Obviamente, quase nada tem preço e, na maioria das lojas, os vendedores nem olham pra tua cara. Você com sua cara de óbvia de turista não está a fim de comprar 25 cachecóis duma vez e por isso eles não tão muito interessados em você não. A não ser pelo fato de que eles podem dizer o preço que bem entenderem e ainda assim você vai achar barato. De qualquer jeito, se algo parecer meio absurdo, olhe na banquinha do lado e dê uma choradinha. A tentiada é livre, como sempre.

O mercado fica numa vizinhança com uns prédios de indústria abandonado. Visual bacaninha :D
Pra ter uma noção, saí de lá com um colar, uma bolsa e um cachecol por 11 euros.

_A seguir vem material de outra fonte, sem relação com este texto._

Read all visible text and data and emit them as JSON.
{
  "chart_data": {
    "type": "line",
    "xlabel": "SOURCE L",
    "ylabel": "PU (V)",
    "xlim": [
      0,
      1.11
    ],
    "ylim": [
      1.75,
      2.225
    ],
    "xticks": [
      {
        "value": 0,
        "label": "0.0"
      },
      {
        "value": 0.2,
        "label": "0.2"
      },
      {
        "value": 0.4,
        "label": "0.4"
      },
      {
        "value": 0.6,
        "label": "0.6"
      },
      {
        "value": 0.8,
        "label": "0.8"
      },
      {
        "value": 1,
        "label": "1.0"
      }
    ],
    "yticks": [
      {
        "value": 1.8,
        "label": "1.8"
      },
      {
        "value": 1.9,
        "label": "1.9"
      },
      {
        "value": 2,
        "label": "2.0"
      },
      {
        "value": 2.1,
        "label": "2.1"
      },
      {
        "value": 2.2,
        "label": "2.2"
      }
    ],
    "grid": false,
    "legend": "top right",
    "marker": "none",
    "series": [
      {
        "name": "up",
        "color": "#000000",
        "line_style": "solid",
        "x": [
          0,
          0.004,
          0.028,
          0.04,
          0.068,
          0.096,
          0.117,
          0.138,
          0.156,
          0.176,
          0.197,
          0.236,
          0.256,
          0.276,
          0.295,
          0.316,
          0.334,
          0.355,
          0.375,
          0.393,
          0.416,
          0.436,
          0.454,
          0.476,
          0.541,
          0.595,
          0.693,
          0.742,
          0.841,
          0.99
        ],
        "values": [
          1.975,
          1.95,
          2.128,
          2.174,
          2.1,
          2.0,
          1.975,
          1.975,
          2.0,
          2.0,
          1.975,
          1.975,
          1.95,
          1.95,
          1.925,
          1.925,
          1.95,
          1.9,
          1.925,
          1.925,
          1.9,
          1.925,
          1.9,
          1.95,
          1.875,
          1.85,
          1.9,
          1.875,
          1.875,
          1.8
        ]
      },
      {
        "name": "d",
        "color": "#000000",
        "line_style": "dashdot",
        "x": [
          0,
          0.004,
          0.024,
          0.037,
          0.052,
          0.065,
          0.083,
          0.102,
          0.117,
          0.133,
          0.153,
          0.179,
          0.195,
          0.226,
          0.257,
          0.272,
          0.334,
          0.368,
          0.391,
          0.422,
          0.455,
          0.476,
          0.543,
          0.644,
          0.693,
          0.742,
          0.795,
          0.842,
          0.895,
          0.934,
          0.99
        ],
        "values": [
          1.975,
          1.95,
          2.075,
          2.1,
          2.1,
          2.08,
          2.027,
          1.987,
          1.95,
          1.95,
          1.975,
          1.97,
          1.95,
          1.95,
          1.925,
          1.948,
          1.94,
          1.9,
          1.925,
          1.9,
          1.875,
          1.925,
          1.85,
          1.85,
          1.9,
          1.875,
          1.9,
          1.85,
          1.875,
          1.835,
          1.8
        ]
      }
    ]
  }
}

Bem baratinho. Quem comprar demais nas férias e precisar duma mala nova pra voltar pra casa, aproveite o passeio pra levar aqui. É bem mais barato que em qualquer outro lugar (a não ser que seja época das grandes liquidações nas lojas grandes). Ah, e tem que ir quando tiver no clima de fazer compras meeeesmo. Leva manhã ou uma tarde inteira a função. Só chegar até lá já leva um bom tempo, o negócio é grande e eles não aceitam trocas. Sendo assim, é bom prestar bastante atenção no que você está comprando, porque não tem volta. Outro detalhe é: não rola comprar com cartão de crédito, mas no galpão 3 tem um caixa eletrônico.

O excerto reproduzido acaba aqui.